Two black men brought a lawsuit against ABC's The Bachelor charging that the show discriminated against men of color.
A federal judge dismissed the case and said that the casting decisions by the producers of the show were protected by the First Amendment.
The judge did call the lawsuit brought by Nathaniel Claybrooks and Christopher Johnson as "laudable," but said that the plaintiffs had no right to regulate the show's content, reports Fox News.
If you've ever watched the The Bachelor or the The Bachelorette, you'd know there is some merit to the plaintiffs' claims. There are very few minorities on the show. In fact, all of the "bachelors" during the 16 years of the series have been white, and almost all of the mates chosen by the "bachelorette" have been white, reports Fox News.
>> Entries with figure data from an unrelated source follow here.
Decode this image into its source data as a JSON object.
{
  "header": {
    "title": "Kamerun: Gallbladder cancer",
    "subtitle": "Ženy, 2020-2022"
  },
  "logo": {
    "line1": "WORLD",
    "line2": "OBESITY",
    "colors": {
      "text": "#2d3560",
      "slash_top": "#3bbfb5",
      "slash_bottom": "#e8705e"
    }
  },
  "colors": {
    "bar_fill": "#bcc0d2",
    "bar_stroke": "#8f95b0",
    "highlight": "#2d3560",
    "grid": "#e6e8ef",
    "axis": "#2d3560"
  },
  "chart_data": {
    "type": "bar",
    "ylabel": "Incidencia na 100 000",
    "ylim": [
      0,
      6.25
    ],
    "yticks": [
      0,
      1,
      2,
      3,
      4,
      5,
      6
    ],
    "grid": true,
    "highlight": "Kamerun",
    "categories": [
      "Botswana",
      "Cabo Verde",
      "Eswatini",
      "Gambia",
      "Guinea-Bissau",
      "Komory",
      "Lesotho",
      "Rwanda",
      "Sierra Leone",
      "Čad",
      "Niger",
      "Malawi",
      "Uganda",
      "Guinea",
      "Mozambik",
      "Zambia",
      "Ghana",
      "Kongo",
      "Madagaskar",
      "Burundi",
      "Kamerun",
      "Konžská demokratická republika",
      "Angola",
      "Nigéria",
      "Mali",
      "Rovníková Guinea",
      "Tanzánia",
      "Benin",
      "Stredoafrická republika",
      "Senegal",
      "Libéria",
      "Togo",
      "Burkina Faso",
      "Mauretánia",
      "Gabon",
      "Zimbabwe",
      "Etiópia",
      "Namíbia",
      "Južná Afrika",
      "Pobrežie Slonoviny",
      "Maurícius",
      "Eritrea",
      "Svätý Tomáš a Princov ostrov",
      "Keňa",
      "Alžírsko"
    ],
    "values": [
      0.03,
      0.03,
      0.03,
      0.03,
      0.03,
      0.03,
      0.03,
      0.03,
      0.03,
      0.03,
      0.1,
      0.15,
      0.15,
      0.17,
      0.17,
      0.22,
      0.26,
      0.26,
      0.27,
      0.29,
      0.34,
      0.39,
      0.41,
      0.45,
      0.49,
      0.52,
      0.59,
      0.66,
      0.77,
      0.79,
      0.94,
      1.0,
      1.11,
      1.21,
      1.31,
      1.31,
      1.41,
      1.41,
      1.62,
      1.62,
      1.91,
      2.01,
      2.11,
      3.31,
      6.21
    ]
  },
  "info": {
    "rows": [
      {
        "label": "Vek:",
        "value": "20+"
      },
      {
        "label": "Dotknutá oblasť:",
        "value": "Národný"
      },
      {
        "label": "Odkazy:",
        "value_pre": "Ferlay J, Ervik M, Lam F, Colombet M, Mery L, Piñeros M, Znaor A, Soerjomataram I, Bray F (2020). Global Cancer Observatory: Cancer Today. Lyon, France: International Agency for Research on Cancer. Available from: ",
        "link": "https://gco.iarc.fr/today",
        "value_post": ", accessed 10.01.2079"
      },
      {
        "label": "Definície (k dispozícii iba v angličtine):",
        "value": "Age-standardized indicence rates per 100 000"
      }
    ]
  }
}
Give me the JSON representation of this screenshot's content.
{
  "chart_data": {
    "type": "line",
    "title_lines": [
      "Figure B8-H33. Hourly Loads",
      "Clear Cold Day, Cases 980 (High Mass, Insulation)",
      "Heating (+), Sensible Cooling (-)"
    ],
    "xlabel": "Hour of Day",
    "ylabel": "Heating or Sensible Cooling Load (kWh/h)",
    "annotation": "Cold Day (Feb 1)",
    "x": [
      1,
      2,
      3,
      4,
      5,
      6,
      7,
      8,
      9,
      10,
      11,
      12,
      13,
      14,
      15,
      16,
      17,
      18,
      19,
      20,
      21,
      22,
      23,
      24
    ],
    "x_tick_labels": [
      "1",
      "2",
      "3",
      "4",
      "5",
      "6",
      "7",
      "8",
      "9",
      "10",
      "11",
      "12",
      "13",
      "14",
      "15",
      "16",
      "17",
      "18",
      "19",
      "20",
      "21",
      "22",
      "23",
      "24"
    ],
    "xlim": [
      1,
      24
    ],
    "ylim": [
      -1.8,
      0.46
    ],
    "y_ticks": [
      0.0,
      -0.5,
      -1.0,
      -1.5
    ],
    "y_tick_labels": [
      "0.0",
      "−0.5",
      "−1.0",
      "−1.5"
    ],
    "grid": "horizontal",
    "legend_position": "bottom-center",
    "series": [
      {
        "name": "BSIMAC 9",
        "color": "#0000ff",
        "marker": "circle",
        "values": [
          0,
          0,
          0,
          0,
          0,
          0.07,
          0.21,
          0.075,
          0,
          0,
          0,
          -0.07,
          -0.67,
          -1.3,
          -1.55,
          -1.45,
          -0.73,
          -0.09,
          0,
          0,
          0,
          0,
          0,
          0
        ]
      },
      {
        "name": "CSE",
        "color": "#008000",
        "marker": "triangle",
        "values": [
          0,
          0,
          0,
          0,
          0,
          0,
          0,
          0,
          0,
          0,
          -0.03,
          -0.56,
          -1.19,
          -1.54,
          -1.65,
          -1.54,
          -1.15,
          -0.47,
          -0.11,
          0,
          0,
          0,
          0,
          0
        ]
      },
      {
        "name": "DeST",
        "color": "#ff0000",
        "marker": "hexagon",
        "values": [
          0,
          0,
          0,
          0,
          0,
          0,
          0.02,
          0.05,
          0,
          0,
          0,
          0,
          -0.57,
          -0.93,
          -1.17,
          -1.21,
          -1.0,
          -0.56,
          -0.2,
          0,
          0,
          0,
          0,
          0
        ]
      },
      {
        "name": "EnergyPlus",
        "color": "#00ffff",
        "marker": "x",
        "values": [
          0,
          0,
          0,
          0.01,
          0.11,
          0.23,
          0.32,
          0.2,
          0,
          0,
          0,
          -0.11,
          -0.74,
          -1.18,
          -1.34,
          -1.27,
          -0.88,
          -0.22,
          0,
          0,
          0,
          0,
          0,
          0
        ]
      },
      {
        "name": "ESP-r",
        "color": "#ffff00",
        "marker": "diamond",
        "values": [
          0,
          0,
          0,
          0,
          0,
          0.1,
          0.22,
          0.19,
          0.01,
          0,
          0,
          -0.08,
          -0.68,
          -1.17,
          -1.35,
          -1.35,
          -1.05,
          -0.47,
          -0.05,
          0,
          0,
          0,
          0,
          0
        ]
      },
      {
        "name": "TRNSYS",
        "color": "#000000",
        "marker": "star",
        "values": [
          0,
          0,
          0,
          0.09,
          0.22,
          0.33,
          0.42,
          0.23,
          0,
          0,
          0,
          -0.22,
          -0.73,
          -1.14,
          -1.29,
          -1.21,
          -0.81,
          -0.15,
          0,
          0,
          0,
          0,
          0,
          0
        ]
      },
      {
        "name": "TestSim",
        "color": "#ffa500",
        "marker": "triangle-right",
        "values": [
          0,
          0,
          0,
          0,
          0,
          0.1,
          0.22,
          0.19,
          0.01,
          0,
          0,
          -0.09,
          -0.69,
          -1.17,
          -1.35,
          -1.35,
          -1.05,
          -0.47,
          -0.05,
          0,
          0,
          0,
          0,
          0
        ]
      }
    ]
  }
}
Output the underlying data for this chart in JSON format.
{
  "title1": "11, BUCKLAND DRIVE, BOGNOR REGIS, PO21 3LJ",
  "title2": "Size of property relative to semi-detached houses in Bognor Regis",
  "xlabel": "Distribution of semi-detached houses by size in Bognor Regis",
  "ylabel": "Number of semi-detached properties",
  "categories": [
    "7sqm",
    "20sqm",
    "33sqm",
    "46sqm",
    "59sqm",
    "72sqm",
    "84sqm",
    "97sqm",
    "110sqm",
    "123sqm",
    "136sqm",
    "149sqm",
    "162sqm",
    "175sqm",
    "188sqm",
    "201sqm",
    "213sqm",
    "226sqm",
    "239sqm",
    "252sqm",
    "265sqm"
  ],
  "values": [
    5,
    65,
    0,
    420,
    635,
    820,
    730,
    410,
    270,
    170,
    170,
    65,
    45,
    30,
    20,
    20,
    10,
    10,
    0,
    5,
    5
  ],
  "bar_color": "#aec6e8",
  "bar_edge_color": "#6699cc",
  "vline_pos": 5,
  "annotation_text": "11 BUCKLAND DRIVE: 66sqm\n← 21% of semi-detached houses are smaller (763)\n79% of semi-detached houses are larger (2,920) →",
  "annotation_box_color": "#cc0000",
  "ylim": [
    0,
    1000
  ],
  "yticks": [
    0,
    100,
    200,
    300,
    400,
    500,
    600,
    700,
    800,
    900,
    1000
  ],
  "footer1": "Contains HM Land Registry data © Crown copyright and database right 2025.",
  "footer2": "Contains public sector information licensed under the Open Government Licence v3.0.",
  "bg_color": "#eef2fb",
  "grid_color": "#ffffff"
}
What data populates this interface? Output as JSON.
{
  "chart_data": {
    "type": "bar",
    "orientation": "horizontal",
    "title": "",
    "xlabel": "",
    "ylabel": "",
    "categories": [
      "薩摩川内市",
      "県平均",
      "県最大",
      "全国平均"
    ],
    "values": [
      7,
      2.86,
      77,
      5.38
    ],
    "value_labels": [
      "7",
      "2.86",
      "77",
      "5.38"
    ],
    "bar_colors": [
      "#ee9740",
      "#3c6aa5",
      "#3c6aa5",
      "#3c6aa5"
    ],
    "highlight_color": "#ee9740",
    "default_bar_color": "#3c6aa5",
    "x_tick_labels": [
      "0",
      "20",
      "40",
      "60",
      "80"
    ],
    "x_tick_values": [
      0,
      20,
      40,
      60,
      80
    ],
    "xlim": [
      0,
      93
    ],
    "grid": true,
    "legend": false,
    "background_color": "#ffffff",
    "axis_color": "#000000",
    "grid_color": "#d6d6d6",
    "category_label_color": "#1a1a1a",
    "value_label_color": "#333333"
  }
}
While casting an all-white cast may be discriminatory, the judge found that the producers of the show had this right out of artistic First Amendment protection. The Bachelor may be a "reality" show, but the series is still a highly dramatized and edited television show made to entertain.
And just as movie directors and television producers can cast attractive women to appeal to hot blooded young men, the same can be said for The Bachelor.
The judge wrote: "Ultimately, whatever messages The Bachelor and The Bachelorette communicate or are intended to communicate -- whether explicitly, implicitly, intentionally, or otherwise -- the First Amendment protects the right of the producers of these shows to craft and control those messages, based on whatever considerations the producers wish to take into account."
Even though the lawsuit was dismissed, viewers of the show can still voice their displeasure by simply not watching. If enough viewers simply switch the channel, ABC may be forced to mix up their formula, by mixing up their cast.